Voiding dysfunction is a broad term to describe conditions with poor coordination between the bladder muscle and the urethra. This results in incomplete relaxation or overactivity of the pelvic floor muscles during voiding. 

Voiding dysfunction can manifest as a wide range of symptoms, including difficulty emptying the bladder, urinary hesitancy, slow or weak urine stream, urinary urgency, urinary frequency or dribbling of urine.

Causes of Void Dysfunction

Voiding dysfunction can be nerve dysfunction, non-relaxing pelvic floor muscles or both.

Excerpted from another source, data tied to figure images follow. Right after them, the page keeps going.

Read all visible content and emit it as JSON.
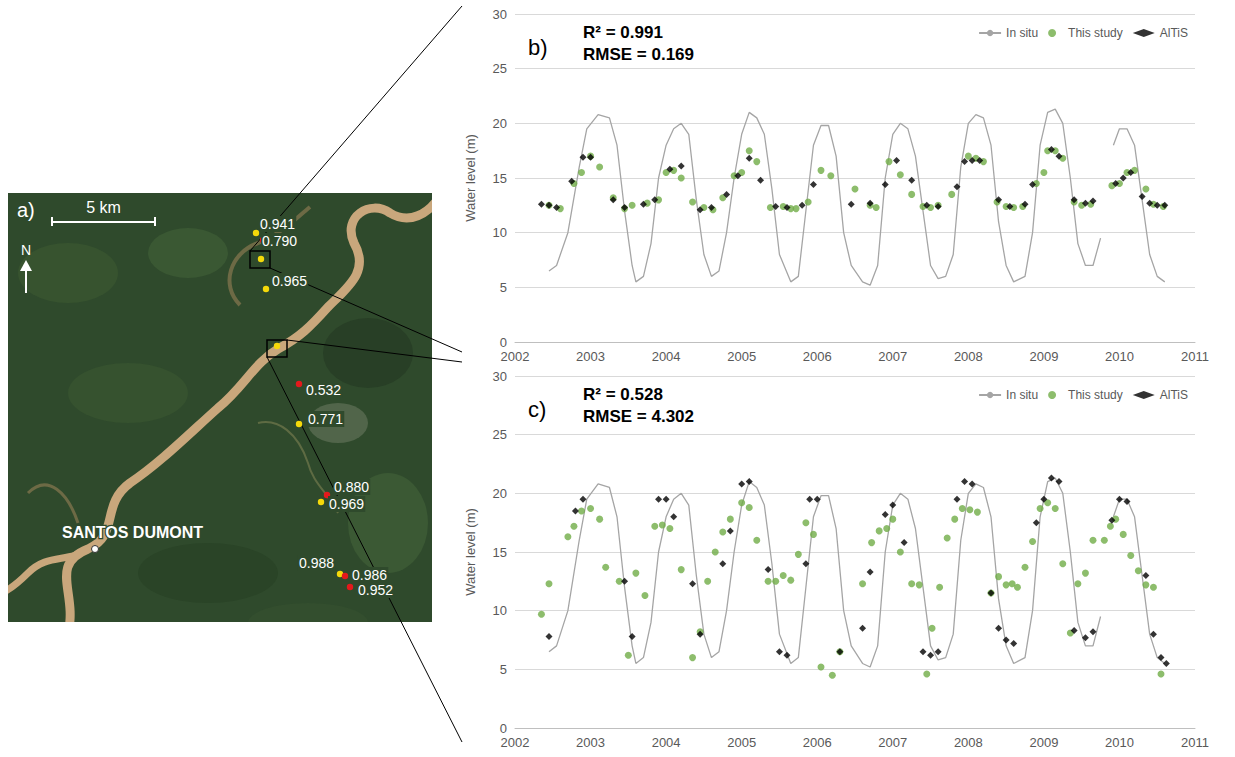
{
  "chart_data": [
    {
      "type": "line",
      "title": "b)",
      "annotations": [
        "R² = 0.991",
        "RMSE = 0.169"
      ],
      "y_label": "Water level (m)",
      "xlim": [
        2002,
        2011
      ],
      "xticks": [
        2002,
        2003,
        2004,
        2005,
        2006,
        2007,
        2008,
        2009,
        2010,
        2011
      ],
      "ylim": [
        0,
        30
      ],
      "yticks": [
        0,
        5,
        10,
        15,
        20,
        25,
        30
      ],
      "grid": true,
      "legend": "upper right",
      "series": [
        {
          "name": "In situ",
          "type": "line",
          "color": "#a5a5a5",
          "line_style": "solid",
          "x": [
            2002.45,
            2002.55,
            2002.7,
            2002.85,
            2002.95,
            2003.1,
            2003.25,
            2003.35,
            2003.45,
            2003.55,
            2003.6,
            2003.7,
            2003.8,
            2003.9,
            2004.0,
            2004.1,
            2004.2,
            2004.3,
            2004.4,
            2004.5,
            2004.6,
            2004.7,
            2004.8,
            2004.9,
            2005.0,
            2005.1,
            2005.2,
            2005.3,
            2005.4,
            2005.5,
            2005.65,
            2005.75,
            2005.85,
            2005.95,
            2006.05,
            2006.15,
            2006.25,
            2006.35,
            2006.45,
            2006.6,
            2006.7,
            2006.8,
            2006.9,
            2007.0,
            2007.1,
            2007.2,
            2007.3,
            2007.4,
            2007.5,
            2007.6,
            2007.7,
            2007.8,
            2007.9,
            2008.0,
            2008.1,
            2008.2,
            2008.3,
            2008.4,
            2008.5,
            2008.6,
            2008.75,
            2008.85,
            2008.95,
            2009.05,
            2009.15,
            2009.25,
            2009.35,
            2009.45,
            2009.55,
            2009.65,
            2009.75,
            2009.8,
            2009.92,
            2010.0,
            2010.1,
            2010.2,
            2010.3,
            2010.4,
            2010.5,
            2010.6
          ],
          "values": [
            6.5,
            7,
            10,
            16,
            19.5,
            20.8,
            20.5,
            18,
            12,
            7,
            5.5,
            6,
            9,
            15,
            18,
            19.5,
            20,
            19,
            13,
            8,
            6,
            6.5,
            10,
            15,
            19,
            21,
            20.5,
            19,
            14,
            8,
            5.5,
            6,
            12,
            18,
            19.8,
            19.8,
            17,
            10,
            7,
            5.5,
            5.2,
            7,
            15,
            19,
            20,
            19.5,
            17,
            12,
            7,
            5.8,
            6,
            8,
            16,
            20,
            20.8,
            20.5,
            18,
            11,
            7,
            5.5,
            6,
            10,
            18,
            21,
            21.3,
            20,
            15,
            9,
            7,
            7,
            9.5,
            null,
            18,
            19.5,
            19.5,
            18,
            13,
            8,
            6,
            5.5
          ]
        },
        {
          "name": "This study",
          "type": "scatter",
          "color": "#70ad47",
          "marker": "circle",
          "x": [
            2002.45,
            2002.6,
            2002.78,
            2002.88,
            2003.0,
            2003.12,
            2003.3,
            2003.45,
            2003.55,
            2003.75,
            2003.9,
            2004.0,
            2004.1,
            2004.2,
            2004.35,
            2004.5,
            2004.62,
            2004.75,
            2004.9,
            2005.0,
            2005.1,
            2005.2,
            2005.38,
            2005.55,
            2005.65,
            2005.72,
            2005.88,
            2006.05,
            2006.18,
            2006.5,
            2006.7,
            2006.78,
            2006.95,
            2007.1,
            2007.25,
            2007.4,
            2007.5,
            2007.6,
            2007.78,
            2008.0,
            2008.1,
            2008.2,
            2008.38,
            2008.5,
            2008.6,
            2008.72,
            2008.9,
            2009.0,
            2009.05,
            2009.15,
            2009.25,
            2009.4,
            2009.5,
            2009.62,
            2009.9,
            2010.0,
            2010.1,
            2010.2,
            2010.35,
            2010.45,
            2010.58
          ],
          "values": [
            12.5,
            12.2,
            14.5,
            15.5,
            17,
            16,
            13.2,
            12.2,
            12.5,
            12.7,
            13,
            15.5,
            15.7,
            15,
            12.8,
            12.3,
            12.1,
            13.2,
            15.2,
            15.5,
            17.5,
            16.5,
            12.3,
            12.4,
            12.2,
            12.2,
            12.8,
            15.7,
            15.2,
            14,
            12.5,
            12.3,
            16.5,
            15.3,
            13.5,
            12.4,
            12.3,
            12.5,
            13.5,
            17,
            16.8,
            16.5,
            12.8,
            12.4,
            12.3,
            12.4,
            14.5,
            15.5,
            17.5,
            17.5,
            16.8,
            12.8,
            12.5,
            12.6,
            14.3,
            14.5,
            15.5,
            15.7,
            14,
            12.6,
            12.4
          ]
        },
        {
          "name": "AlTiS",
          "type": "scatter",
          "color": "#000000",
          "marker": "diamond",
          "x": [
            2002.35,
            2002.45,
            2002.55,
            2002.75,
            2002.9,
            2003.0,
            2003.3,
            2003.45,
            2003.7,
            2003.85,
            2004.05,
            2004.2,
            2004.45,
            2004.6,
            2004.8,
            2004.95,
            2005.1,
            2005.25,
            2005.45,
            2005.6,
            2005.8,
            2005.95,
            2006.45,
            2006.7,
            2006.9,
            2007.05,
            2007.25,
            2007.45,
            2007.6,
            2007.85,
            2007.95,
            2008.05,
            2008.15,
            2008.4,
            2008.55,
            2008.75,
            2008.85,
            2009.1,
            2009.2,
            2009.4,
            2009.55,
            2009.65,
            2009.95,
            2010.05,
            2010.15,
            2010.3,
            2010.4,
            2010.5,
            2010.6
          ],
          "values": [
            12.6,
            12.5,
            12.3,
            14.7,
            16.9,
            16.9,
            13,
            12.3,
            12.6,
            13,
            15.8,
            16.1,
            12.1,
            12.3,
            13.5,
            15.2,
            16.8,
            14.8,
            12.4,
            12.3,
            12.5,
            14.4,
            12.6,
            12.7,
            14.4,
            16.6,
            14.8,
            12.5,
            12.4,
            14.2,
            16.5,
            16.6,
            16.6,
            13,
            12.4,
            12.6,
            14.4,
            17.6,
            17,
            13,
            12.7,
            12.9,
            14.5,
            15,
            15.5,
            13.3,
            12.7,
            12.5,
            12.5
          ]
        }
      ]
    },
    {
      "type": "line",
      "title": "c)",
      "annotations": [
        "R² = 0.528",
        "RMSE = 4.302"
      ],
      "y_label": "Water level (m)",
      "xlim": [
        2002,
        2011
      ],
      "xticks": [
        2002,
        2003,
        2004,
        2005,
        2006,
        2007,
        2008,
        2009,
        2010,
        2011
      ],
      "ylim": [
        0,
        30
      ],
      "yticks": [
        0,
        5,
        10,
        15,
        20,
        25,
        30
      ],
      "grid": true,
      "legend": "upper right",
      "series": [
        {
          "name": "In situ",
          "type": "line",
          "color": "#a5a5a5",
          "line_style": "solid",
          "x": [
            2002.45,
            2002.55,
            2002.7,
            2002.85,
            2002.95,
            2003.1,
            2003.25,
            2003.35,
            2003.45,
            2003.55,
            2003.6,
            2003.7,
            2003.8,
            2003.9,
            2004.0,
            2004.1,
            2004.2,
            2004.3,
            2004.4,
            2004.5,
            2004.6,
            2004.7,
            2004.8,
            2004.9,
            2005.0,
            2005.1,
            2005.2,
            2005.3,
            2005.4,
            2005.5,
            2005.65,
            2005.75,
            2005.85,
            2005.95,
            2006.05,
            2006.15,
            2006.25,
            2006.35,
            2006.45,
            2006.6,
            2006.7,
            2006.8,
            2006.9,
            2007.0,
            2007.1,
            2007.2,
            2007.3,
            2007.4,
            2007.5,
            2007.6,
            2007.7,
            2007.8,
            2007.9,
            2008.0,
            2008.1,
            2008.2,
            2008.3,
            2008.4,
            2008.5,
            2008.6,
            2008.75,
            2008.85,
            2008.95,
            2009.05,
            2009.15,
            2009.25,
            2009.35,
            2009.45,
            2009.55,
            2009.65,
            2009.75,
            2009.8,
            2009.92,
            2010.0,
            2010.1,
            2010.2,
            2010.3,
            2010.4,
            2010.5,
            2010.6
          ],
          "values": [
            6.5,
            7,
            10,
            16,
            19.5,
            20.8,
            20.5,
            18,
            12,
            7,
            5.5,
            6,
            9,
            15,
            18,
            19.5,
            20,
            19,
            13,
            8,
            6,
            6.5,
            10,
            15,
            19,
            21,
            20.5,
            19,
            14,
            8,
            5.5,
            6,
            12,
            18,
            19.8,
            19.8,
            17,
            10,
            7,
            5.5,
            5.2,
            7,
            15,
            19,
            20,
            19.5,
            17,
            12,
            7,
            5.8,
            6,
            8,
            16,
            20,
            20.8,
            20.5,
            18,
            11,
            7,
            5.5,
            6,
            10,
            18,
            21,
            21.3,
            20,
            15,
            9,
            7,
            7,
            9.5,
            null,
            18,
            19.5,
            19.5,
            18,
            13,
            8,
            6,
            5.5
          ]
        },
        {
          "name": "This study",
          "type": "scatter",
          "color": "#70ad47",
          "marker": "circle",
          "x": [
            2002.35,
            2002.45,
            2002.7,
            2002.78,
            2002.88,
            2003.0,
            2003.12,
            2003.2,
            2003.38,
            2003.5,
            2003.6,
            2003.72,
            2003.85,
            2003.95,
            2004.05,
            2004.2,
            2004.35,
            2004.45,
            2004.55,
            2004.65,
            2004.75,
            2004.85,
            2005.0,
            2005.1,
            2005.2,
            2005.35,
            2005.45,
            2005.55,
            2005.65,
            2005.75,
            2005.85,
            2005.95,
            2006.05,
            2006.2,
            2006.3,
            2006.6,
            2006.72,
            2006.82,
            2006.92,
            2007.0,
            2007.1,
            2007.25,
            2007.35,
            2007.45,
            2007.52,
            2007.62,
            2007.72,
            2007.82,
            2007.92,
            2008.02,
            2008.12,
            2008.3,
            2008.4,
            2008.5,
            2008.58,
            2008.65,
            2008.75,
            2008.85,
            2008.95,
            2009.05,
            2009.15,
            2009.25,
            2009.35,
            2009.45,
            2009.55,
            2009.65,
            2009.8,
            2009.88,
            2009.95,
            2010.05,
            2010.15,
            2010.25,
            2010.35,
            2010.45,
            2010.55
          ],
          "values": [
            9.7,
            12.3,
            16.3,
            17.2,
            18.5,
            18.7,
            17.8,
            13.7,
            12.5,
            6.2,
            13.2,
            11.3,
            17.2,
            17.3,
            17,
            13.5,
            6,
            8.2,
            12.5,
            15,
            16.7,
            17.8,
            19.2,
            18.8,
            16,
            12.5,
            12.5,
            13,
            12.6,
            14.8,
            17.5,
            16.5,
            5.2,
            4.5,
            6.5,
            12.3,
            15.8,
            16.8,
            17,
            17.8,
            15,
            12.3,
            12.2,
            4.6,
            8.5,
            12,
            16.2,
            17.8,
            18.7,
            18.6,
            18.4,
            11.5,
            12.9,
            12.2,
            12.3,
            12,
            13.7,
            15.9,
            18.7,
            19.2,
            18.7,
            14,
            8.1,
            12.3,
            13.2,
            16,
            16,
            17.2,
            17.8,
            16.5,
            14.7,
            13.4,
            12.2,
            12,
            4.6
          ]
        },
        {
          "name": "AlTiS",
          "type": "scatter",
          "color": "#000000",
          "marker": "diamond",
          "x": [
            2002.45,
            2002.8,
            2002.9,
            2003.45,
            2003.55,
            2003.9,
            2004.0,
            2004.1,
            2004.35,
            2004.45,
            2004.75,
            2004.85,
            2005.0,
            2005.1,
            2005.35,
            2005.5,
            2005.6,
            2005.85,
            2005.9,
            2006.0,
            2006.3,
            2006.6,
            2006.7,
            2006.9,
            2007.0,
            2007.15,
            2007.4,
            2007.5,
            2007.6,
            2007.85,
            2007.95,
            2008.05,
            2008.3,
            2008.4,
            2008.5,
            2008.6,
            2008.9,
            2009.0,
            2009.1,
            2009.2,
            2009.4,
            2009.55,
            2009.65,
            2009.9,
            2010.0,
            2010.1,
            2010.35,
            2010.45,
            2010.55,
            2010.62
          ],
          "values": [
            7.8,
            18.5,
            19.5,
            12.5,
            7.8,
            19.5,
            19.5,
            18,
            12.3,
            8,
            14,
            16.8,
            20.8,
            21,
            13.5,
            6.5,
            6.2,
            14,
            19.5,
            19.5,
            6.5,
            8.5,
            13.3,
            18.2,
            19,
            15.8,
            6.5,
            6.2,
            6.5,
            19.5,
            21,
            20.8,
            11.5,
            8.5,
            7.5,
            7.2,
            17.5,
            19.5,
            21.3,
            21,
            8.3,
            7.7,
            8.2,
            17.7,
            19.5,
            19.3,
            13,
            8,
            6,
            5.5
          ]
        }
      ]
    }
  ],
  "map": {
    "title": "a)",
    "scale": "5 km",
    "north": "N",
    "place": "SANTOS DUMONT",
    "points": [
      {
        "value": 0.941,
        "color": "#f5d90a"
      },
      {
        "value": 0.79,
        "label": "0.790",
        "color": "#e3191c"
      },
      {
        "value": 0.965,
        "color": "#f5d90a"
      },
      {
        "value": 0.532,
        "color": "#e3191c"
      },
      {
        "value": 0.771,
        "color": "#f5d90a"
      },
      {
        "value": 0.88,
        "label": "0.880",
        "color": "#e3191c"
      },
      {
        "value": 0.969,
        "color": "#f5d90a"
      },
      {
        "value": 0.988,
        "color": "#f5d90a"
      },
      {
        "value": 0.986,
        "color": "#e3191c"
      },
      {
        "value": 0.952,
        "color": "#e3191c"
      }
    ]
  }
}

Voiding dysfunction is also classified as being caused by either under activity of the bladder (detrusor) or outflow (urethra). 

Evaluation by a clinician may include tests, such as uroflowmetry, post-void residual and pressure flow studies. Treatment is individualised, depending on specific aetiology. 

Treatments for Void Dysfunction

Possible treatments include 

  • pelvic floor therapy, 
  • intermittent self-catheterization, 
  • muscle relaxants or 
  • placement of a neuromodulation device.

What if Urinary Incontinence is Untreated?

If left untreated, incontinence can lead to various adverse health consequences. Some of the potential risks of untreated incontinence include

  • Skin irritation and infections
  • Urinary tract infections
  • Dehydration
  • Emotional and psychological effects
  • Physical effects,
  • Quality of life.

Incontinence is a treatable condition, and early intervention can prevent it from becoming a chronic issue. If you're experiencing incontinence, you must see a urologist to determine the cause and appropriate treatment.